B: Yeah, I just wrote the lyrics for the middle part but I didn’t write the song. I think “Bad Magicians” [also The Whiskers] would be the closest thing to a collaboration. Just because it started out so different and then I changed it and we kind of co-wrote that one. But I let him write all the lyrics. Sometimes the way I write lyrics is I’ll ad-lib lyrics over the song and then I’ll base lyrics on what I ad-lib. I think with “Bad Magicians,” Thom took some of what I said and wrote stuff around that, and based on what he already knew the song would be about.
M: Back to a day in the life. A perfect weekend day for you? Within reason, for you?
B: I’m such a hermit. If I can be at home and not talk to anyone for a whole weekend and not set foot out of my house, then it’s been a good weekend. If I wanted to do something, a perfect weekend would be going to a race. Like a weekend of races. I go to all the Talladega races, I don’t know why. I feel like it’s so weird that I love NASCAR, but I love NASCAR.
I love auto racing in general, but there’s something about NASCAR, I guess it’s the southern coming out of me. Cause you would not, if you listened to my music, expect me to be a huge NASCAR fan. But a perfect weekend would probably be going to a Talladega race, and having my favorite driver win, which would be Brad Keselowski, which has happened. I’ve seen him win at Talladega four times. So I’ve had a couple of perfect weekends. I guess. [This just happened again in early March when Brett traveled to Atlanta Motor Speedway to see Brad win the race — another perfect weekend!]
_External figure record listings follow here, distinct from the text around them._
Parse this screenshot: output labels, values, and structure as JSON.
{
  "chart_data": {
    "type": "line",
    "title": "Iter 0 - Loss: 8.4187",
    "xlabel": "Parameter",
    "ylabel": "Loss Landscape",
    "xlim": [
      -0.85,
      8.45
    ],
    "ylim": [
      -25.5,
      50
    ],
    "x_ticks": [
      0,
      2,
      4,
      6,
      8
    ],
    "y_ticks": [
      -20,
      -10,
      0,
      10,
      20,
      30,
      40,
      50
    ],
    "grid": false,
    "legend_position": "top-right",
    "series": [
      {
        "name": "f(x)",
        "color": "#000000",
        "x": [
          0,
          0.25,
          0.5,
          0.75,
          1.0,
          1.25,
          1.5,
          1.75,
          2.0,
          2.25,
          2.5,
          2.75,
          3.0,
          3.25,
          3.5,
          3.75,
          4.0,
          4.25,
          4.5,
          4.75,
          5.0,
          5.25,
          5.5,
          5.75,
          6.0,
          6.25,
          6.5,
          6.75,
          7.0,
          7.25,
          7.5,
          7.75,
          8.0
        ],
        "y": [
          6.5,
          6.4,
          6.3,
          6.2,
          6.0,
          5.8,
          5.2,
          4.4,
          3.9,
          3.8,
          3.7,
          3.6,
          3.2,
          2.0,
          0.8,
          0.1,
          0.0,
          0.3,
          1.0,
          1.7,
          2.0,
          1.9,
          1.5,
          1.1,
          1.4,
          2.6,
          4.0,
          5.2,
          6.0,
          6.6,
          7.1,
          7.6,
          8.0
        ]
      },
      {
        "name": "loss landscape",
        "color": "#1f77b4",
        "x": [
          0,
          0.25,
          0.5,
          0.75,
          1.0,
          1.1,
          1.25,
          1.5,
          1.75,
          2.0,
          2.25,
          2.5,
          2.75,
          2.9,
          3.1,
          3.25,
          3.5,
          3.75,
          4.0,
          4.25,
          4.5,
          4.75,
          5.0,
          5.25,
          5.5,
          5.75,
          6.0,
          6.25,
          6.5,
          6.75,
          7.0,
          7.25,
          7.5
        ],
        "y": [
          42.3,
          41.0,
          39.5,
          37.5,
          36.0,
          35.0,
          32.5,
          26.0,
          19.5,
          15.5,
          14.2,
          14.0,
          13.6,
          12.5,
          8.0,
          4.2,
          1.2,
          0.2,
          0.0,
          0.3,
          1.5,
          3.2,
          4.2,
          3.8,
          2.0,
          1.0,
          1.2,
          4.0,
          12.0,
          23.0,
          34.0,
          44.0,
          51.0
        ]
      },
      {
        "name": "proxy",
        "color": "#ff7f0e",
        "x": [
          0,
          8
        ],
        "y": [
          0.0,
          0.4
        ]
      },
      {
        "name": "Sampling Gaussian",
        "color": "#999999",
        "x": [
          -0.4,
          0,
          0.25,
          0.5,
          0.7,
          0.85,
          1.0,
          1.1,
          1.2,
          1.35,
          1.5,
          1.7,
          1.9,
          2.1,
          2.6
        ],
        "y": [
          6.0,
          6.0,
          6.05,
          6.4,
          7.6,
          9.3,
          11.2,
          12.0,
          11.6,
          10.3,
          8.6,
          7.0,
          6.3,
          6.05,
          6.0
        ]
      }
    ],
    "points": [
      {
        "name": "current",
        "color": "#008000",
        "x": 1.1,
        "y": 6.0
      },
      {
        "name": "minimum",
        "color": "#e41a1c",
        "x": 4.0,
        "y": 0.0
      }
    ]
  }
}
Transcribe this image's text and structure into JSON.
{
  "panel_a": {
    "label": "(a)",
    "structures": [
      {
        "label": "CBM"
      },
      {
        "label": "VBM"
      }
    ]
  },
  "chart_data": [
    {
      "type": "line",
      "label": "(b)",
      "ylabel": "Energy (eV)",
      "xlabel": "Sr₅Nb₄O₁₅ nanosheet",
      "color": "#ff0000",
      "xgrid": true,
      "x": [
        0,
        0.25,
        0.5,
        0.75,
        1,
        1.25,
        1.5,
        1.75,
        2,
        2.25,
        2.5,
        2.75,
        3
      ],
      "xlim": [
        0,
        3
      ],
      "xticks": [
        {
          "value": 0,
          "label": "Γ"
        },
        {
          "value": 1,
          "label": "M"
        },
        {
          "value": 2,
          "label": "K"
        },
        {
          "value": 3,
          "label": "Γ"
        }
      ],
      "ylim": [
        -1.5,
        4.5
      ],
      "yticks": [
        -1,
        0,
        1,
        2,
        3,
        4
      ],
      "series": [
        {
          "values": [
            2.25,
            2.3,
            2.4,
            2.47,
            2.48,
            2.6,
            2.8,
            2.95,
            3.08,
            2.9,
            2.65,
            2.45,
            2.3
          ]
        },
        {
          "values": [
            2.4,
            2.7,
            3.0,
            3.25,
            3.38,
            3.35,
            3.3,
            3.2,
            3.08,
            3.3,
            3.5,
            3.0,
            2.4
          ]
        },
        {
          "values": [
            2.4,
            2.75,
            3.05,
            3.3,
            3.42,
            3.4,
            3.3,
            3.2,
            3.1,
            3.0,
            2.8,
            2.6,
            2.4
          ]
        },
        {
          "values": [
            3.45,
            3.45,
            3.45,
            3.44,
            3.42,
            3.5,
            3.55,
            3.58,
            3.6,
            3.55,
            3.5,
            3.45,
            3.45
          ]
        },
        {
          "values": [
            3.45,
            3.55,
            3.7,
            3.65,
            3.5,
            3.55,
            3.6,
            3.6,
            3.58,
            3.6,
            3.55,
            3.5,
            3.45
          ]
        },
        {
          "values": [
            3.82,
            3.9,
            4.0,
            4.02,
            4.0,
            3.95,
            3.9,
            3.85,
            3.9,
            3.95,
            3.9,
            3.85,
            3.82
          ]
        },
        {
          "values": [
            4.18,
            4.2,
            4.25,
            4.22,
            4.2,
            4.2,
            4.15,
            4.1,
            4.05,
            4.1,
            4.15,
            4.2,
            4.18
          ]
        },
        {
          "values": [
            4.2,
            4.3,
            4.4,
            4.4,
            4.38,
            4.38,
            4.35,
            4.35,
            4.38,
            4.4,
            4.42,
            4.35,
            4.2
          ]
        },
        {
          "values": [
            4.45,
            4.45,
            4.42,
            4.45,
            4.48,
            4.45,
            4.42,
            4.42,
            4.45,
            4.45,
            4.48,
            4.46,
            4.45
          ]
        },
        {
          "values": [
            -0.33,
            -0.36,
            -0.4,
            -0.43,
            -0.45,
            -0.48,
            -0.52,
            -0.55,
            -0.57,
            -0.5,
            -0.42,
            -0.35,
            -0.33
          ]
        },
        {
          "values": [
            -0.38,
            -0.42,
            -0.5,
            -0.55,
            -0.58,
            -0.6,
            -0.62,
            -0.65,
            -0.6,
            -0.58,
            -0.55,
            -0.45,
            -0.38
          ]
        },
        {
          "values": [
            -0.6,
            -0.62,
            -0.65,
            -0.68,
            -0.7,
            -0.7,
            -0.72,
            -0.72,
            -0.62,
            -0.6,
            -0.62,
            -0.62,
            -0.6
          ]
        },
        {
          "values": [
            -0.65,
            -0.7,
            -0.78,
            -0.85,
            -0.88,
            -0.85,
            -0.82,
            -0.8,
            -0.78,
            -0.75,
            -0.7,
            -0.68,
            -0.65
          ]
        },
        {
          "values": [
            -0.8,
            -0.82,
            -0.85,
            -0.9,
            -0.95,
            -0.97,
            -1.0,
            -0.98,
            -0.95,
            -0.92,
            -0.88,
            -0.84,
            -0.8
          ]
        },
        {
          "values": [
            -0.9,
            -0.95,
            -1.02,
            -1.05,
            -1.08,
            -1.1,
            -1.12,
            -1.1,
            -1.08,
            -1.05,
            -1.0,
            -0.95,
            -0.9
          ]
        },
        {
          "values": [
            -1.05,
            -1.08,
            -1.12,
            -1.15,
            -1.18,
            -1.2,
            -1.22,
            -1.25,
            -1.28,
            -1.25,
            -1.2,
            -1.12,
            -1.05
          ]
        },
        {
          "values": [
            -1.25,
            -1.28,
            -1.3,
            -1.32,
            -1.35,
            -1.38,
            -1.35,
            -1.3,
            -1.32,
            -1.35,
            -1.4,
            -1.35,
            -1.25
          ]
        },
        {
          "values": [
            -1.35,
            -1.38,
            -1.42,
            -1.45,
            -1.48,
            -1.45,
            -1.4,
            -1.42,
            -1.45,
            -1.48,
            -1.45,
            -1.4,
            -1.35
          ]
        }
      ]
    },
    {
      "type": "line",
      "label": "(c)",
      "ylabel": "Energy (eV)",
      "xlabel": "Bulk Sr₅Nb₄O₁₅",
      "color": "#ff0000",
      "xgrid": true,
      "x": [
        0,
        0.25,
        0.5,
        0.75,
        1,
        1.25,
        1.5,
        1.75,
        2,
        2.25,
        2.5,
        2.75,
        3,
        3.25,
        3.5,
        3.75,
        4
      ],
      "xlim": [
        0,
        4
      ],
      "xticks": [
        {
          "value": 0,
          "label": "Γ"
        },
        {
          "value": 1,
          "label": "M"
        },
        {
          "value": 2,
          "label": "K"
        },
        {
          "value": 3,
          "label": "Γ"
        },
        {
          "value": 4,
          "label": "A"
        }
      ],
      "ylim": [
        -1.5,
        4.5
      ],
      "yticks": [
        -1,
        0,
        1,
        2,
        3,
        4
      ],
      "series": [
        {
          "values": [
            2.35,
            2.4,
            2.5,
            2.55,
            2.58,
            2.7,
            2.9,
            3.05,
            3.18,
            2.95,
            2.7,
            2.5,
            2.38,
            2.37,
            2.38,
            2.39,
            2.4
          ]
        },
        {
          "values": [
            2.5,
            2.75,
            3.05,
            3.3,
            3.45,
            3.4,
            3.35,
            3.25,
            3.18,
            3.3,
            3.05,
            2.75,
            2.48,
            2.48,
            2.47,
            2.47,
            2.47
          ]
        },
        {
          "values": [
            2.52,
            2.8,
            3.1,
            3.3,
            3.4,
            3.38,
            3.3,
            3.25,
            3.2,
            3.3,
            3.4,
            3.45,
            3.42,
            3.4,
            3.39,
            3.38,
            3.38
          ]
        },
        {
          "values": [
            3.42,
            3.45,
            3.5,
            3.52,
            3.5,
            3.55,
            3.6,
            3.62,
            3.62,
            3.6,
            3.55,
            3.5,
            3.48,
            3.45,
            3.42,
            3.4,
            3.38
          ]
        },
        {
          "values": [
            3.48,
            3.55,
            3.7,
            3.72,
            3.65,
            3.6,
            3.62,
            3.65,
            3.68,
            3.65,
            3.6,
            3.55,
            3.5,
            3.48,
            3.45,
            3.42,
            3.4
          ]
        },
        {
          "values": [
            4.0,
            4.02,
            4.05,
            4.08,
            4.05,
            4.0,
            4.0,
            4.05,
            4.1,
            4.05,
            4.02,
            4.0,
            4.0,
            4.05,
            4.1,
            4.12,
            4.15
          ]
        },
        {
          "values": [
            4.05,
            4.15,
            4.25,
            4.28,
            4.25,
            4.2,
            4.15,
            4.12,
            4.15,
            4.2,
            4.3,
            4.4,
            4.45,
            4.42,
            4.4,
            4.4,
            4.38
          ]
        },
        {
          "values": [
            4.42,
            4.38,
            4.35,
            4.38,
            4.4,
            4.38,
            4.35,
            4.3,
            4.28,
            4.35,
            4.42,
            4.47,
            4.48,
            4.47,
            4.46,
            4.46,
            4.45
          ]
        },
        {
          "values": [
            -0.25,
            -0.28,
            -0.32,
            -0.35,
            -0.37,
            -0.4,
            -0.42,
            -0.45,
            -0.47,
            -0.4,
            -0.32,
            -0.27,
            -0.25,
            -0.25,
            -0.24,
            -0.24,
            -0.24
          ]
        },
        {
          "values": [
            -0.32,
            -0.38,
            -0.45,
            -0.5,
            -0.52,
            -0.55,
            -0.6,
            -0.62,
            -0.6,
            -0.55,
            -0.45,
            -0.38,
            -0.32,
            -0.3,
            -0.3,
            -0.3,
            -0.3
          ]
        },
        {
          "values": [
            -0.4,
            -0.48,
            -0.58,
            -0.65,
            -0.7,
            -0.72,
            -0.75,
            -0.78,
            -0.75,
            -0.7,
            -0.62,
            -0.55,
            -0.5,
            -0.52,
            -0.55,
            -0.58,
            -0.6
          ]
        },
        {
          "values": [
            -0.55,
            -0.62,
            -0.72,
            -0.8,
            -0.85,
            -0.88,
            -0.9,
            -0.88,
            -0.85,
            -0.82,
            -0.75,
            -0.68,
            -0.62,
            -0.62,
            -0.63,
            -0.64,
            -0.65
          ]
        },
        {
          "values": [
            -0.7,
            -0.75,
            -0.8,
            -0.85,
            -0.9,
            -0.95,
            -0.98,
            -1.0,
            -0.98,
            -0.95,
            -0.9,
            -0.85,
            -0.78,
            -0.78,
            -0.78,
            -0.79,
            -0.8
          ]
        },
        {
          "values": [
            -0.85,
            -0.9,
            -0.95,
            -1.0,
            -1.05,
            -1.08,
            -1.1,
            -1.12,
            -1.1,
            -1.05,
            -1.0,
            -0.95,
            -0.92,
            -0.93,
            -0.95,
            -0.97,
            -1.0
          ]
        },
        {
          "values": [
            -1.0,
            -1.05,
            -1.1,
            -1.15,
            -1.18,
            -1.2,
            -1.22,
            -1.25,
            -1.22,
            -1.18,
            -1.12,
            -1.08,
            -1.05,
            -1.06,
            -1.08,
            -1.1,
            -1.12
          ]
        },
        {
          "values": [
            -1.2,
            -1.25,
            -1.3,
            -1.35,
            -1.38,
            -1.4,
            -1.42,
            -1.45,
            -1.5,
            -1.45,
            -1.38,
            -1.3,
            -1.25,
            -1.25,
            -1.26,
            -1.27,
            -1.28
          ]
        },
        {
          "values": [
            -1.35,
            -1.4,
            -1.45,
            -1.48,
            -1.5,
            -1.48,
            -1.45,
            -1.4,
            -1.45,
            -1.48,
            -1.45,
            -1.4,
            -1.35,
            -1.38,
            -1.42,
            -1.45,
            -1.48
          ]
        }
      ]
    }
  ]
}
M: Why’s he your favorite driver?
B: I guess cause he, I don’t know if we agree on stuff politically, but he always speaks his mind, and he never purposely wrecks someone. He’s very active on social media. I just for some reason really like him. But like, I don’t know, if I ever met him and tried to be his friend, I’m not sure if we could ever be friends [laughs]. But he’s my favorite driver.
M: A few final questions. A minor or D minor?
B: A minor for sure. I’ve got no idea why I’m so positive about that. I think I use it a lot in my songs. Plus, it’s a response to the question, “Who can’t vote?”
M: Okay, you’re stranded on a tropical island, and all you’ll ever eat are lots of oranges, apples, or bananas. What’s your choice?
B: Apples apples apples. Can be sweet or tart. No peeling required. So tasty. Granny Smiths are the best, as I’ve said, but I love Jazz and Pink Ladies, too.
M: Finally, you’re still stranded on an island, and you’re given the chance to have everything ever published by JRR Tolkien, JK Rowling, JD Salinger, or Kurt Vonnegut. This includes anything that hasn’t been published yet that would be delivered by either a carrier pigeon or an owl. Who’s your pick?
B: Honestly, JK Rowling. The others’ works either have too much breading and not enough meat, or just completely goes over my head. JK can write down to my level. Plus, she’s still alive. So, if I have access to anything ever published by her, then I can read things she hasn’t even written yet.